Currently, there are three recognised subspecies throughout Africa:

- Glaucidium perlatum perlatum — Senegal and Gambia to western Sudan
- Glaucidium perlatum licua (Lichtenstein, 1842) — Eastern Sudan and Ethiopia to northern South Africa, Angola and Namibia
- Glaucidium perlatum diurnum (Clancey, 1968) — Namibia, Botswana, Zimbabwe, and Mozambique

The pearl-spotted owlet has an extremely large range, and hence does not approach the thresholds for Vulnerable under the range size criterion of the IUCN. The population trend appears to be stable, and although the population size has not been quantified, it is not believed to be of concern. For these reasons the pearl-spotted owlet is evaluated as Least Concern on the IUCN Red List.

==Behaviour==
The pearl-spotted owlet is often active by day, but hunts and calls mostly at night. They roost in relatively open sites below canopies of small bushes or shrubs, staring intently at intruders and readily changing perches if disturbed. When alarmed they will often flick or wag their tail feathers. They are seen bathing regularly by day when open water is available. Their flight is fast and undulating with whirring wings.

===Foraging and food===
They hunt mostly at night from a low perch, taking prey from the ground below, but sometimes swooping to snatch it from foliage, off nests or in flight. They hunt opportunistically by day, often being mobbed by small birds. They flick their tail feathers when excited while hunting, or bob the head up and down. Pearl-spotted owlets predominantly eat arthropods — especially grasshoppers, crickets, and solifuges — but are capable of hunting small vertebrates such as rodents, bats, lizards, snakes and small birds.

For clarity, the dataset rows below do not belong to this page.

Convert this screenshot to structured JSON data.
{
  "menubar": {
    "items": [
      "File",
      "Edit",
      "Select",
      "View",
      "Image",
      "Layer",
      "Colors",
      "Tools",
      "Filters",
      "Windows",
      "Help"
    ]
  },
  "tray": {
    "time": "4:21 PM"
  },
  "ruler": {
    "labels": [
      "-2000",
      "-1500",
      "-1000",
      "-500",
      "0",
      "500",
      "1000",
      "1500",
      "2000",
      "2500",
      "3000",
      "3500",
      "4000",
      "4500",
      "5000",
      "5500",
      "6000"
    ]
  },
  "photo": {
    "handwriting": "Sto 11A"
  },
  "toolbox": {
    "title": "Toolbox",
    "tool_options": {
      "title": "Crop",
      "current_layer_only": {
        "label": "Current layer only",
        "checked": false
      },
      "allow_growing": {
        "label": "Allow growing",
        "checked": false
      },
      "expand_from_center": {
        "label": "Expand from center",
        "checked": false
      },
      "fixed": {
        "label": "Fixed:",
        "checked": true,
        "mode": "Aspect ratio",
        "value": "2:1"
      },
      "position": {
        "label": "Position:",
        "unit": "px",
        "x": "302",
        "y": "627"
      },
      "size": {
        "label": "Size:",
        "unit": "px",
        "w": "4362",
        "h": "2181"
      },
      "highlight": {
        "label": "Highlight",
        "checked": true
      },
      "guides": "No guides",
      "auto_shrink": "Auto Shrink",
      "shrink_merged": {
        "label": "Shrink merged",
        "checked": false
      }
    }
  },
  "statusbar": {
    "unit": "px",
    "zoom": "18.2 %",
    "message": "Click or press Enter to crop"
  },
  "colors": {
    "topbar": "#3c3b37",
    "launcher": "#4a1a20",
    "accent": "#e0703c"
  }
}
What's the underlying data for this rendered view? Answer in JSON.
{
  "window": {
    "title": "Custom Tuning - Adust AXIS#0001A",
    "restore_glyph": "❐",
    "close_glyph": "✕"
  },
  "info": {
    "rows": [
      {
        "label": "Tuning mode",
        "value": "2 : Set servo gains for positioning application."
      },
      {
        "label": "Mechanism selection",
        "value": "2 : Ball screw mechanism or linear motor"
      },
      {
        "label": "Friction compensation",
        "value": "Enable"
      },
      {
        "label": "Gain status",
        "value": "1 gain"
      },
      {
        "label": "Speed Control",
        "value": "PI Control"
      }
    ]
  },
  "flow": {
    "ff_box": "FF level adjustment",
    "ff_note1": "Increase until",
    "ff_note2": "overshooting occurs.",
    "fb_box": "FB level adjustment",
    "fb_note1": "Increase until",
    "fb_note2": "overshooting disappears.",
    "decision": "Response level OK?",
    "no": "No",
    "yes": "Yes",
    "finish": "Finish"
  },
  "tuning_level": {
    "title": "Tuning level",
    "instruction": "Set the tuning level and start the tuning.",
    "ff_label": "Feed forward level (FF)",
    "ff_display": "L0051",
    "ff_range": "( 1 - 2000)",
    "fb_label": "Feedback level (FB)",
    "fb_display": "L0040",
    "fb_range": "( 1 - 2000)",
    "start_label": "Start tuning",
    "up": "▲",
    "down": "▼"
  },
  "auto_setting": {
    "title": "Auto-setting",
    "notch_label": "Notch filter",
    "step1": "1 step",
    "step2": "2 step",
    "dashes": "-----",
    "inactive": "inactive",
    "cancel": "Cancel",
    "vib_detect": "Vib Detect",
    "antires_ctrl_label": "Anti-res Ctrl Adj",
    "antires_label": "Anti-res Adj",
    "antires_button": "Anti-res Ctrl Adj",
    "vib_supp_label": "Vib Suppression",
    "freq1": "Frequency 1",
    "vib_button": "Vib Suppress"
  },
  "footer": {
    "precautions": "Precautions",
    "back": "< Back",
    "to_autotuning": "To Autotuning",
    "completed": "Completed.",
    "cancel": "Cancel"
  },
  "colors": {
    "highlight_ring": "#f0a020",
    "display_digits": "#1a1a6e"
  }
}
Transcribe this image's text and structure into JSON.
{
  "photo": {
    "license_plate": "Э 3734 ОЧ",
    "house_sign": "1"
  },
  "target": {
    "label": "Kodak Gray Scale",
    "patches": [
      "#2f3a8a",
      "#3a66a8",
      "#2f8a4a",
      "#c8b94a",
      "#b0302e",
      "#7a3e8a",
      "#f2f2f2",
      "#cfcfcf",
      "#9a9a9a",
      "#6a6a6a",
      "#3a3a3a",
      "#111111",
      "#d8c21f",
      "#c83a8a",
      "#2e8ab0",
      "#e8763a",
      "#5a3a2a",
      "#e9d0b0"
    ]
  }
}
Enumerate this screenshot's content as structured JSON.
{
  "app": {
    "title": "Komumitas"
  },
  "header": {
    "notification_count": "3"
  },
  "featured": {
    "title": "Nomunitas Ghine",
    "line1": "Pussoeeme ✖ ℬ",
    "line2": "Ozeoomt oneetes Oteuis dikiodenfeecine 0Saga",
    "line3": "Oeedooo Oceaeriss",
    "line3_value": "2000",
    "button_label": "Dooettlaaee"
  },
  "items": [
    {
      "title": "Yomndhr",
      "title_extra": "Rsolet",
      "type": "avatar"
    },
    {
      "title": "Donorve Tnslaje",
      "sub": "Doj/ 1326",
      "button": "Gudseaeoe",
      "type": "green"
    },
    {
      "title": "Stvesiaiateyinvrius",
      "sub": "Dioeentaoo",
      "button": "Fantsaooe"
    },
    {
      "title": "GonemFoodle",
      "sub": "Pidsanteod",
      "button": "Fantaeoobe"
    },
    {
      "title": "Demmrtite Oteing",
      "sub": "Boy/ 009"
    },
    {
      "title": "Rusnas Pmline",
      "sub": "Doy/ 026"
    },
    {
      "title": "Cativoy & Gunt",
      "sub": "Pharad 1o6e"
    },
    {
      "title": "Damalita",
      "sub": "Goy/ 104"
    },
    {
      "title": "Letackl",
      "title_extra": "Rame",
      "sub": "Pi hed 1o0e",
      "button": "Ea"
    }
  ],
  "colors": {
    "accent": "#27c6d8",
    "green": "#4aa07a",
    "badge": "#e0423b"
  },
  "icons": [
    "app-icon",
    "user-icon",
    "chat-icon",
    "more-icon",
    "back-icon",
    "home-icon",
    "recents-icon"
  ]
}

Although the pearl-spotted owlet is not a threat to larger vertebrates, the capture and killing of pearl-spotted owlets by Red colobus in western Uganda as an anti-predator behaviour has been observed.

===Breeding===
Pearl-spotted owlets are monogamous, solitary nesters, and highly territorial. The density of nesting in lightly wooded habitat is limited by nest-hole availability. The male takes food to the female as a courtship display and the female spends long periods calling softly from within the nest before laying. Their nests are usually old holes excavated by large barbets or woodpeckers. A single female has been observed to use the same nest site for at least 4 years. Females usually have from 2 to 4 eggs with an incubation period around 29 days.